MFA For Cybersecurity Gets Highlighted In Federal Zero Trust Strategy

Cybersecurity is one of the pressing issues that the United States is facing. Threats affect the government, organizations, institutions, and even individuals.

The Identity Theft Resource Center (ITRC) said there were 1,291 data breaches publicly reported in the U.S. from January to September 2021, affecting about 281 million individuals. In comparison, this total is 17% more than the recorded breaches during the same period in 2020.

Government Efforts: The Federal Zero Trust Strategy

To address this problem, the government looks for ways to improve cybersecurity. On January 26, 2022, the Federal Zero Trust Strategy was released. The Office of Management and Budget (OMB) published the strategy as Memorandum M-22-09. Moving the U.S. Government Toward Zero Trust Cybersecurity Principles.

This move aims to promote a better security approach through government-wide efforts, setting a new baseline in terms of access controls. An important point to highlight is the prioritization of using phishing-resistant multi-factor authentication (MFA). Additionally, there is also a need to consolidate identity systems for improved protection and monitoring.
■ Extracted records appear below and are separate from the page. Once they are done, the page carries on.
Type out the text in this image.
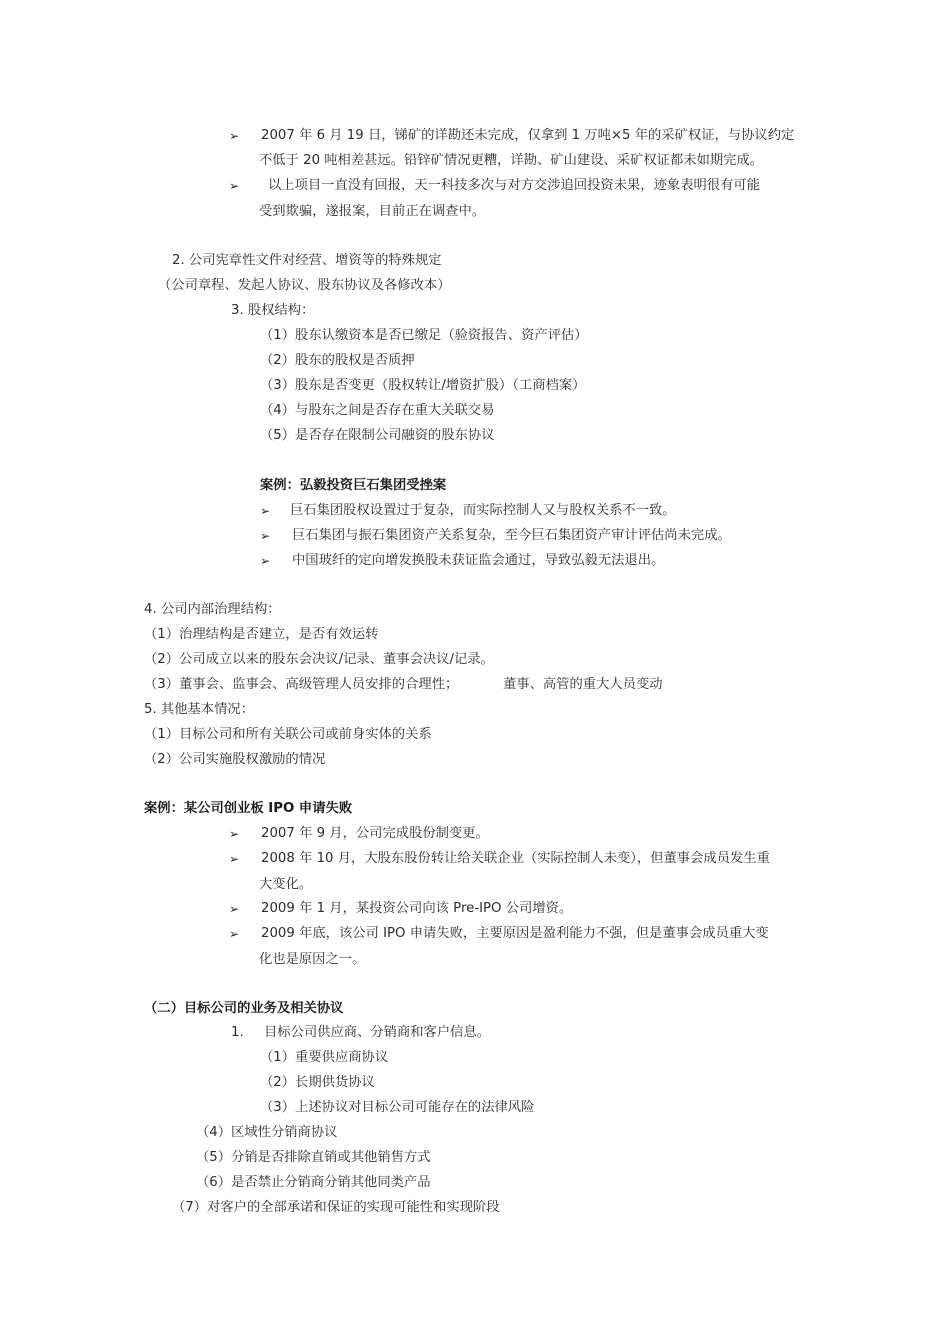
➢ 2007 年 6 月 19 日，锑矿的详勘还未完成，仅拿到 1 万吨×5 年的采矿权证，与协议约定
不低于 20 吨相差甚远。铅锌矿情况更糟，详勘、矿山建设、采矿权证都未如期完成。
➢ 以上项目一直没有回报，天一科技多次与对方交涉追回投资未果，迹象表明很有可能
受到欺骗，遂报案，目前正在调查中。
2. 公司宪章性文件对经营、增资等的特殊规定
（公司章程、发起人协议、股东协议及各修改本）
3. 股权结构：
（1）股东认缴资本是否已缴足（验资报告、资产评估）
（2）股东的股权是否质押
（3）股东是否变更（股权转让/增资扩股）（工商档案）
（4）与股东之间是否存在重大关联交易
（5）是否存在限制公司融资的股东协议
案例：弘毅投资巨石集团受挫案
➢ 巨石集团股权设置过于复杂，而实际控制人又与股权关系不一致。
➢ 巨石集团与振石集团资产关系复杂，至今巨石集团资产审计评估尚未完成。
➢ 中国玻纤的定向增发换股未获证监会通过，导致弘毅无法退出。
4. 公司内部治理结构：
（1）治理结构是否建立，是否有效运转
（2）公司成立以来的股东会决议/记录、董事会决议/记录。
（3）董事会、监事会、高级管理人员安排的合理性；	董事、高管的重大人员变动
5. 其他基本情况：
（1）目标公司和所有关联公司或前身实体的关系
（2）公司实施股权激励的情况
案例：某公司创业板 IPO 申请失败
➢ 2007 年 9 月，公司完成股份制变更。
➢ 2008 年 10 月，大股东股份转让给关联企业（实际控制人未变），但董事会成员发生重
大变化。
➢ 2009 年 1 月，某投资公司向该 Pre-IPO 公司增资。
➢ 2009 年底，该公司 IPO 申请失败，主要原因是盈利能力不强，但是董事会成员重大变
化也是原因之一。
（二）目标公司的业务及相关协议
1. 目标公司供应商、分销商和客户信息。
（1）重要供应商协议
（2）长期供货协议
（3）上述协议对目标公司可能存在的法律风险
（4）区域性分销商协议
（5）分销是否排除直销或其他销售方式
（6）是否禁止分销商分销其他同类产品
（7）对客户的全部承诺和保证的实现可能性和实现阶段
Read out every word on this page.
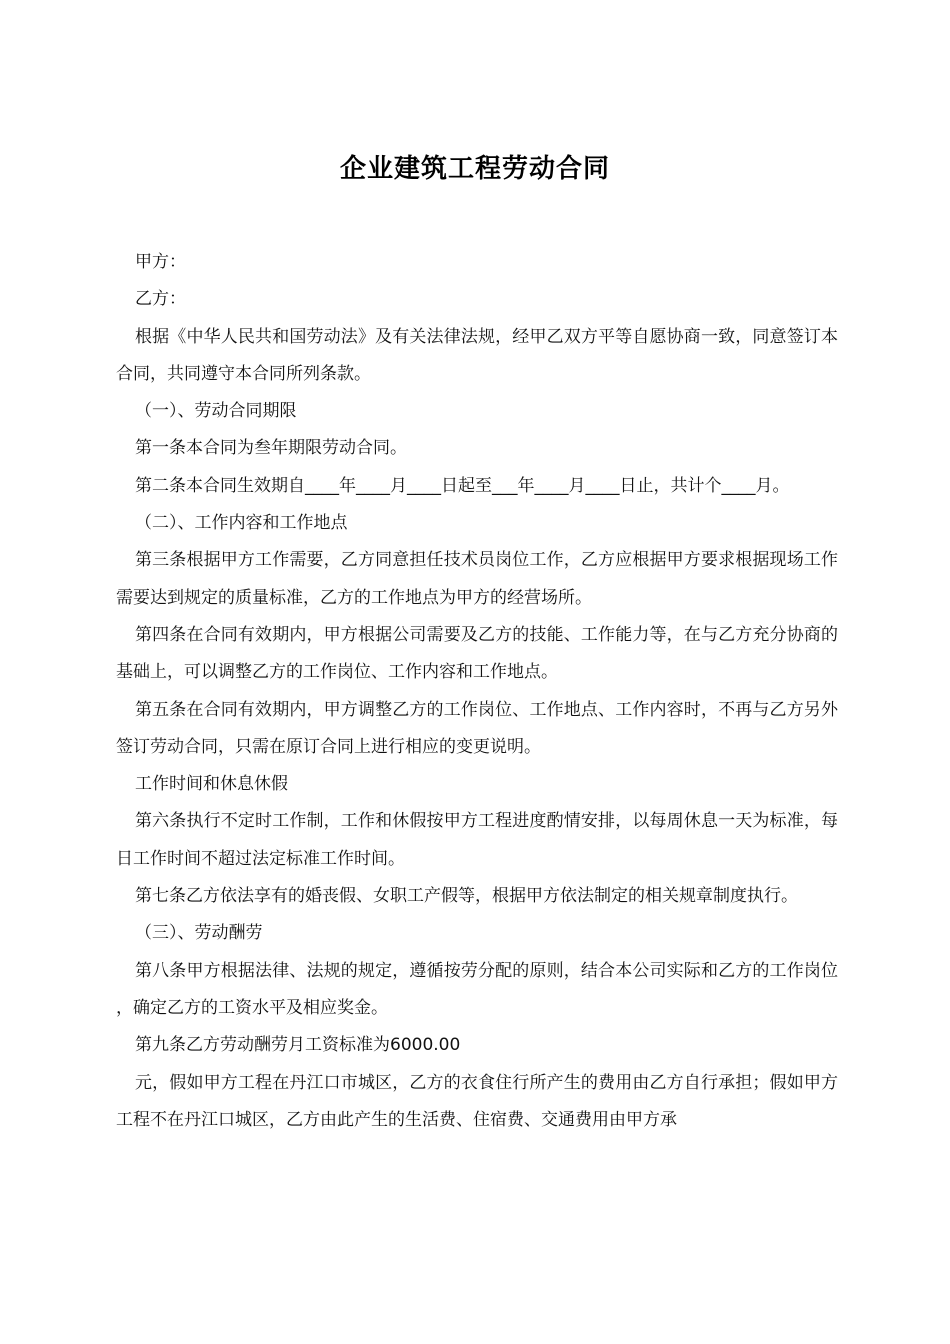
企业建筑工程劳动合同

甲方：

乙方：

根据《中华人民共和国劳动法》及有关法律法规，经甲乙双方平等自愿协商一致，同意签订本合同，共同遵守本合同所列条款。

（一）、劳动合同期限

第一条本合同为叁年期限劳动合同。

第二条本合同生效期自____年____月____日起至___年____月____日止，共计个____月。

（二）、工作内容和工作地点

第三条根据甲方工作需要，乙方同意担任技术员岗位工作，乙方应根据甲方要求根据现场工作需要达到规定的质量标准，乙方的工作地点为甲方的经营场所。

第四条在合同有效期内，甲方根据公司需要及乙方的技能、工作能力等，在与乙方充分协商的基础上，可以调整乙方的工作岗位、工作内容和工作地点。

第五条在合同有效期内，甲方调整乙方的工作岗位、工作地点、工作内容时，不再与乙方另外签订劳动合同，只需在原订合同上进行相应的变更说明。

工作时间和休息休假

第六条执行不定时工作制，工作和休假按甲方工程进度酌情安排，以每周休息一天为标准，每日工作时间不超过法定标准工作时间。

第七条乙方依法享有的婚丧假、女职工产假等，根据甲方依法制定的相关规章制度执行。

（三）、劳动酬劳

第八条甲方根据法律、法规的规定，遵循按劳分配的原则，结合本公司实际和乙方的工作岗位，确定乙方的工资水平及相应奖金。

第九条乙方劳动酬劳月工资标准为6000.00

元，假如甲方工程在丹江口市城区，乙方的衣食住行所产生的费用由乙方自行承担；假如甲方工程不在丹江口城区，乙方由此产生的生活费、住宿费、交通费用由甲方承
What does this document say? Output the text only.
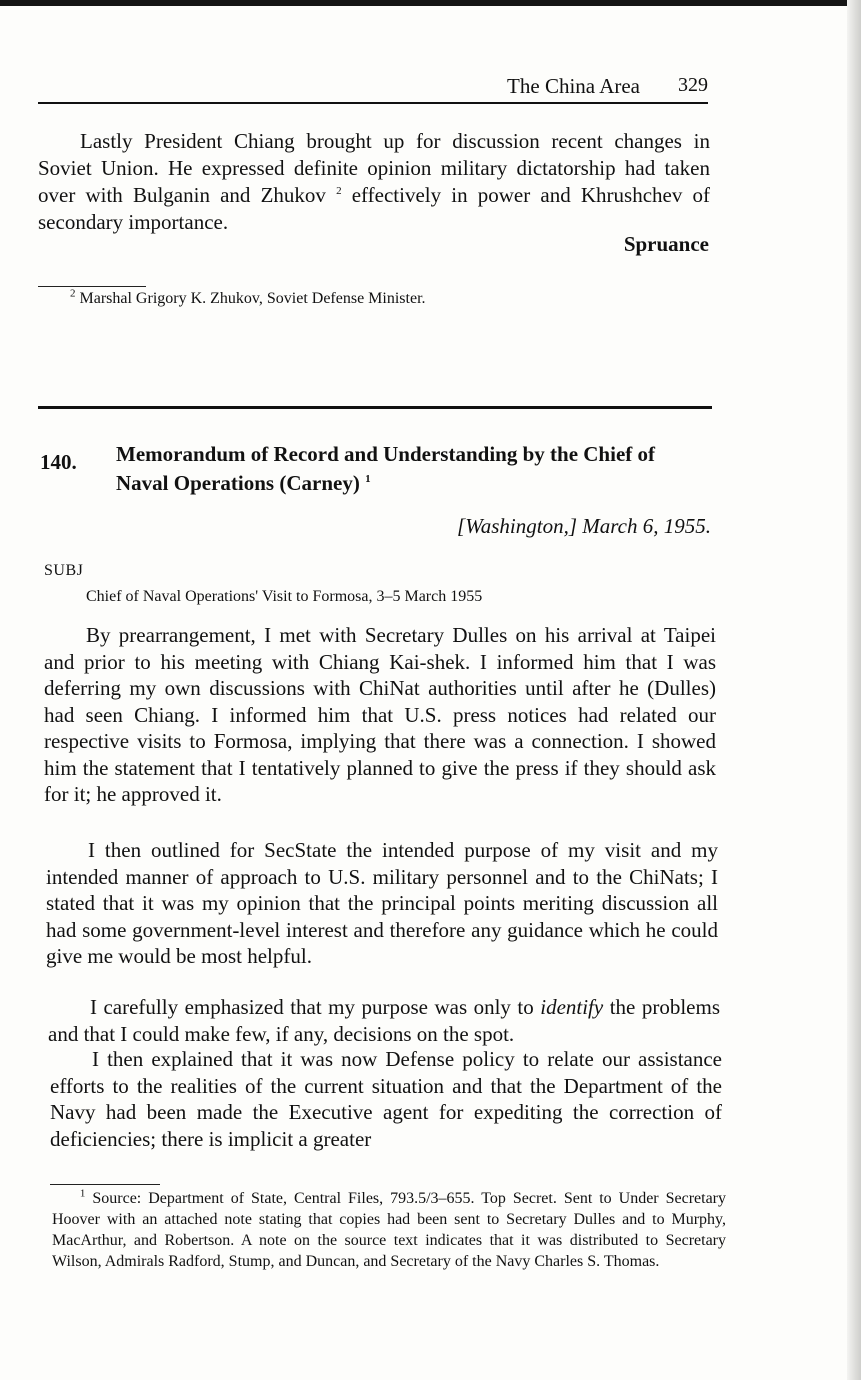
The China Area 329

Lastly President Chiang brought up for discussion recent changes in Soviet Union. He expressed definite opinion military dictatorship had taken over with Bulganin and Zhukov $^2$ effectively in power and Khrushchev of secondary importance.

Spruance

$^2$ Marshal Grigory K. Zhukov, Soviet Defense Minister.

140. Memorandum of Record and Understanding by the Chief of Naval Operations (Carney) $^1$

[Washington,] March 6, 1955.
SUBJ
Chief of Naval Operations' Visit to Formosa, 3–5 March 1955

By prearrangement, I met with Secretary Dulles on his arrival at Taipei and prior to his meeting with Chiang Kai-shek. I informed him that I was deferring my own discussions with ChiNat authorities until after he (Dulles) had seen Chiang. I informed him that U.S. press notices had related our respective visits to Formosa, implying that there was a connection. I showed him the statement that I tentatively planned to give the press if they should ask for it; he approved it.

I then outlined for SecState the intended purpose of my visit and my intended manner of approach to U.S. military personnel and to the ChiNats; I stated that it was my opinion that the principal points meriting discussion all had some government-level interest and therefore any guidance which he could give me would be most helpful.

I carefully emphasized that my purpose was only to identify the problems and that I could make few, if any, decisions on the spot.

I then explained that it was now Defense policy to relate our assistance efforts to the realities of the current situation and that the Department of the Navy had been made the Executive agent for expediting the correction of deficiencies; there is implicit a greater

$^1$ Source: Department of State, Central Files, 793.5/3–655. Top Secret. Sent to Under Secretary Hoover with an attached note stating that copies had been sent to Secretary Dulles and to Murphy, MacArthur, and Robertson. A note on the source text indicates that it was distributed to Secretary Wilson, Admirals Radford, Stump, and Duncan, and Secretary of the Navy Charles S. Thomas.
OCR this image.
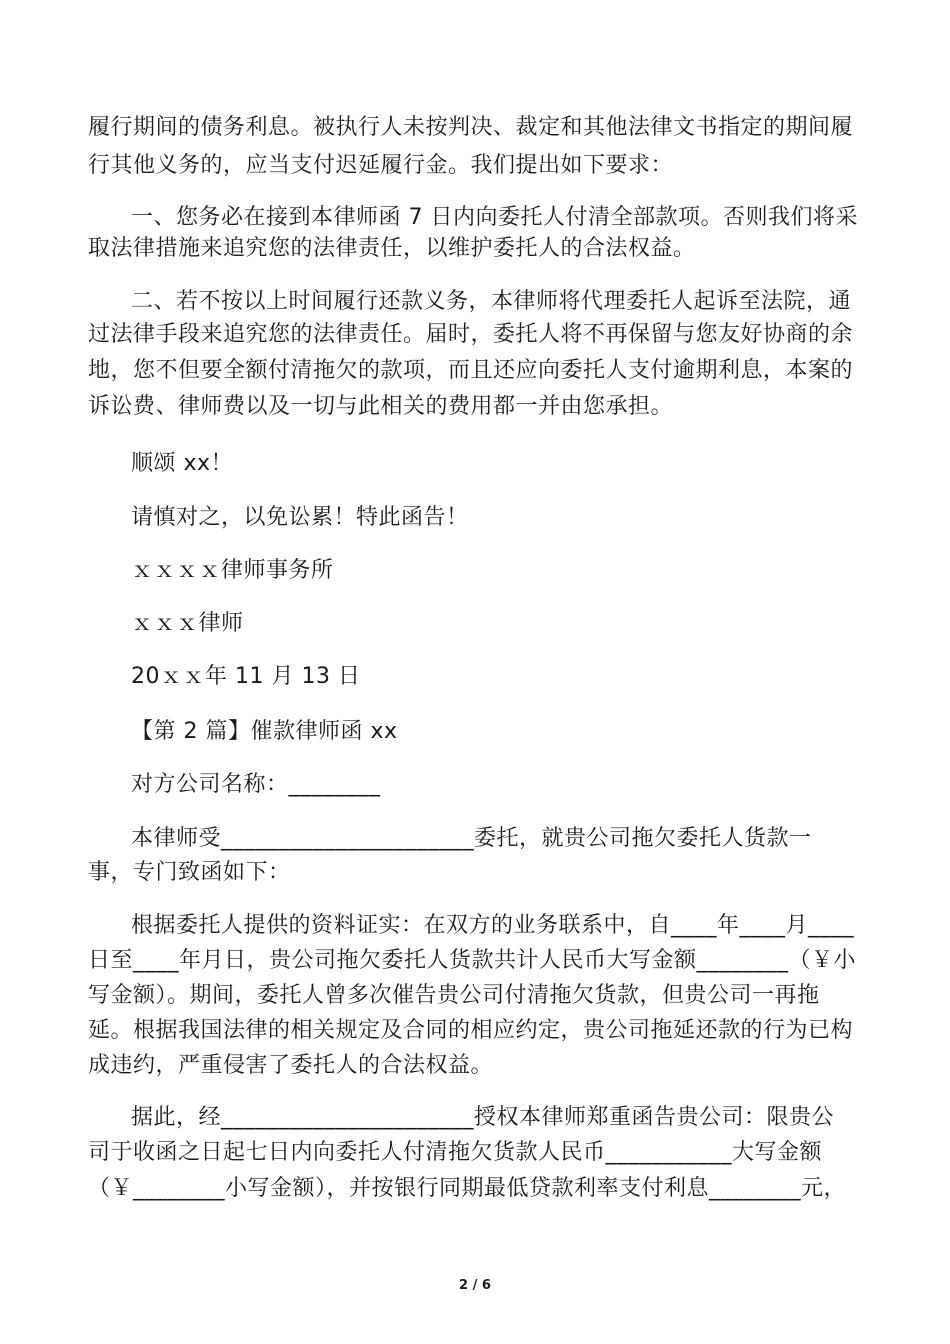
履行期间的债务利息。被执行人未按判决、裁定和其他法律文书指定的期间履
行其他义务的，应当支付迟延履行金。我们提出如下要求：
一、您务必在接到本律师函 7 日内向委托人付清全部款项。否则我们将采
取法律措施来追究您的法律责任，以维护委托人的合法权益。
二、若不按以上时间履行还款义务，本律师将代理委托人起诉至法院，通
过法律手段来追究您的法律责任。届时，委托人将不再保留与您友好协商的余
地，您不但要全额付清拖欠的款项，而且还应向委托人支付逾期利息，本案的
诉讼费、律师费以及一切与此相关的费用都一并由您承担。
顺颂 xx！
请慎对之，以免讼累！特此函告！
ｘｘｘｘ律师事务所
ｘｘｘ律师
20ｘｘ年 11 月 13 日
【第 2 篇】催款律师函 xx
对方公司名称：________
本律师受______________________委托，就贵公司拖欠委托人货款一
事，专门致函如下：
根据委托人提供的资料证实：在双方的业务联系中，自____年____月____
日至____年月日，贵公司拖欠委托人货款共计人民币大写金额________（￥小
写金额）。期间，委托人曾多次催告贵公司付清拖欠货款，但贵公司一再拖
延。根据我国法律的相关规定及合同的相应约定，贵公司拖延还款的行为已构
成违约，严重侵害了委托人的合法权益。
据此，经______________________授权本律师郑重函告贵公司：限贵公
司于收函之日起七日内向委托人付清拖欠货款人民币___________大写金额
（￥________小写金额），并按银行同期最低贷款利率支付利息________元，
2 / 6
Understanding the Strategy

At the core of the strategy are two main focuses — the vision and actions on identity.

Generally, staff members of government agencies have to use enterprise-managed identities to get access to applications used for work. Phishing-resistant multi-factor authentication must be in place to protect said personnel against more sophisticated cyberattacks.

Three actions must be taken.

First, the agencies should have centralized management systems for users. 

Second, they should use strong MFA throughout the organization. Specifically, all agency staff members, contractors, and partners have to use phishing-resistant MFA. Meanwhile, public users should be given this option. Furthermore, it should not be required to use special characters for passwords or have regular password rotation.

Third, agencies should consider having at least one device-level signal when giving users authority to access resources. This signal is additional security alongside identity information about the authenticated user.

The FIDO Standard

Through the announcement of the strategy, the federal government also encouraged using FIDO2 standards. Thus, further recognizing the FIDO Alliance’s efforts to promote the use of phishing-resistant multi-factor authentication and reduce people’s over-reliance on passwords.